I use Greenfoot for one of my programming courses and last year support was added so that you could use a Kinect with Greenfoot to write interactive programs. While my students were not quite at that level I thought I would peak their interest and see what they would think of using a Kinect in class. On a day before a break I brought in a Kinect and loaded the sample programs that Greenfoot provides (http://www.greenfoot.org/doc/kinect). I let all of my computer classes play with it with great results. They laughed, tried different things, and even created contests. This day did not involve any coding but they used their creativity and problem solving skills. Here are my two favorite results (you may have to look at the sample programs to fully understand what they are doing but I think you will get the gist):

1. There is a stick figure program that recognizes a person and then will allow you to "paint" on the screen. Students took this to a new level as a contest to see who could write the best word with the "paint". They even had a partner so when they had to stop writing to move their hand elsewhere the partner pushed the pause on Greenfoot and then pushed run when they were ready. For pictures, see:


2. There is another program that drops balls and when the Kinect recognizes a person you can hold your arms up and catch the balls. With this program the students changed the image so they could catch all kinds of things. One pair of students changed it to an image of a man and then using some umbrellas in my room played on the song 'It’s Raining Men'.

Click this link to see screen shots we took of a couple of the best words and the Raining Men.
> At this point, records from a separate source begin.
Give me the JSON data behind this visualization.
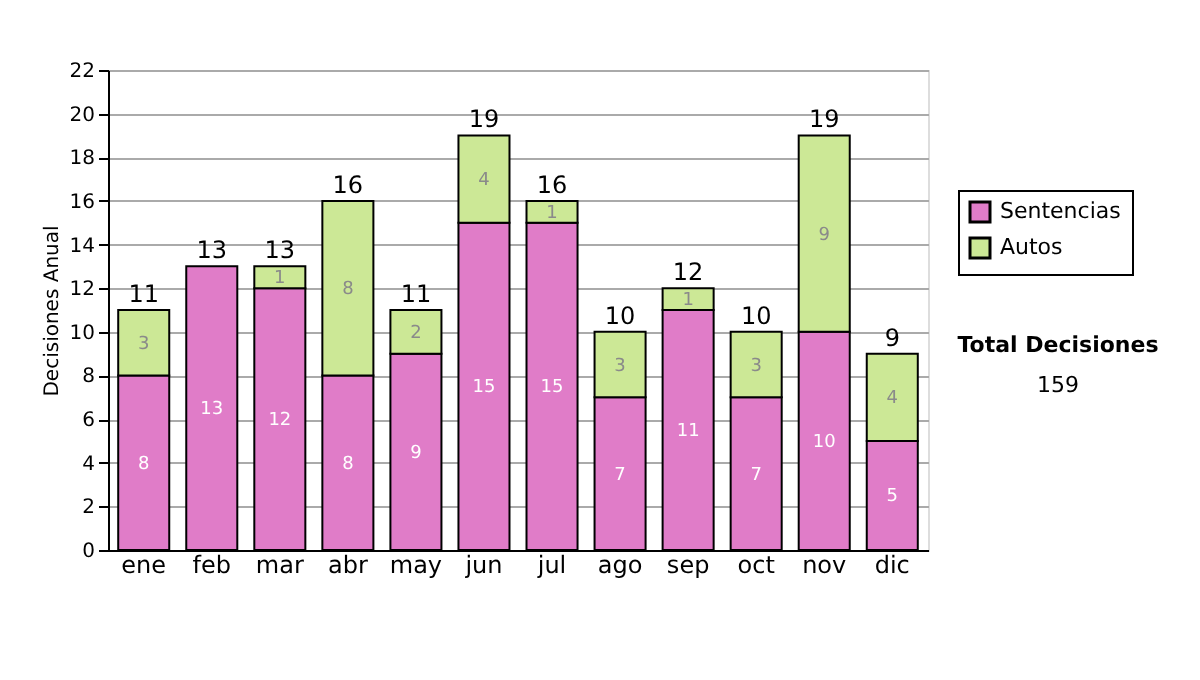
{
  "chart_data": {
    "type": "bar",
    "stacked": true,
    "ylabel": "Decisiones Anual",
    "categories": [
      "ene",
      "feb",
      "mar",
      "abr",
      "may",
      "jun",
      "jul",
      "ago",
      "sep",
      "oct",
      "nov",
      "dic"
    ],
    "series": [
      {
        "name": "Sentencias",
        "color": "#e07cc8",
        "values": [
          8,
          13,
          12,
          8,
          9,
          15,
          15,
          7,
          11,
          7,
          10,
          5
        ],
        "value_labels": [
          "8",
          "13",
          "12",
          "8",
          "9",
          "15",
          "15",
          "7",
          "11",
          "7",
          "10",
          "5"
        ]
      },
      {
        "name": "Autos",
        "color": "#cce896",
        "values": [
          3,
          0,
          1,
          8,
          2,
          4,
          1,
          3,
          1,
          3,
          9,
          4
        ],
        "value_labels": [
          "3",
          null,
          "1",
          "8",
          "2",
          "4",
          "1",
          "3",
          "1",
          "3",
          "9",
          "4"
        ]
      }
    ],
    "totals": [
      "11",
      "13",
      "13",
      "16",
      "11",
      "19",
      "16",
      "10",
      "12",
      "10",
      "19",
      "9"
    ],
    "ylim": [
      0,
      22
    ],
    "yticks": [
      0,
      2,
      4,
      6,
      8,
      10,
      12,
      14,
      16,
      18,
      20,
      22
    ],
    "grid": "y",
    "legend": "right",
    "annotations": [
      "Total Decisiones",
      "159"
    ]
  }
}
Letting the students try out technology and go where they want to go with it does get them excited and then they want to know more. They were looking at the code on their own and figuring out ways to change it to do what they wanted the programs to do. It was a great time of exploration and creativity. This is something I want to incorporate more in my classroom so that my students see the excitement of computer science and that they can do what they want with it.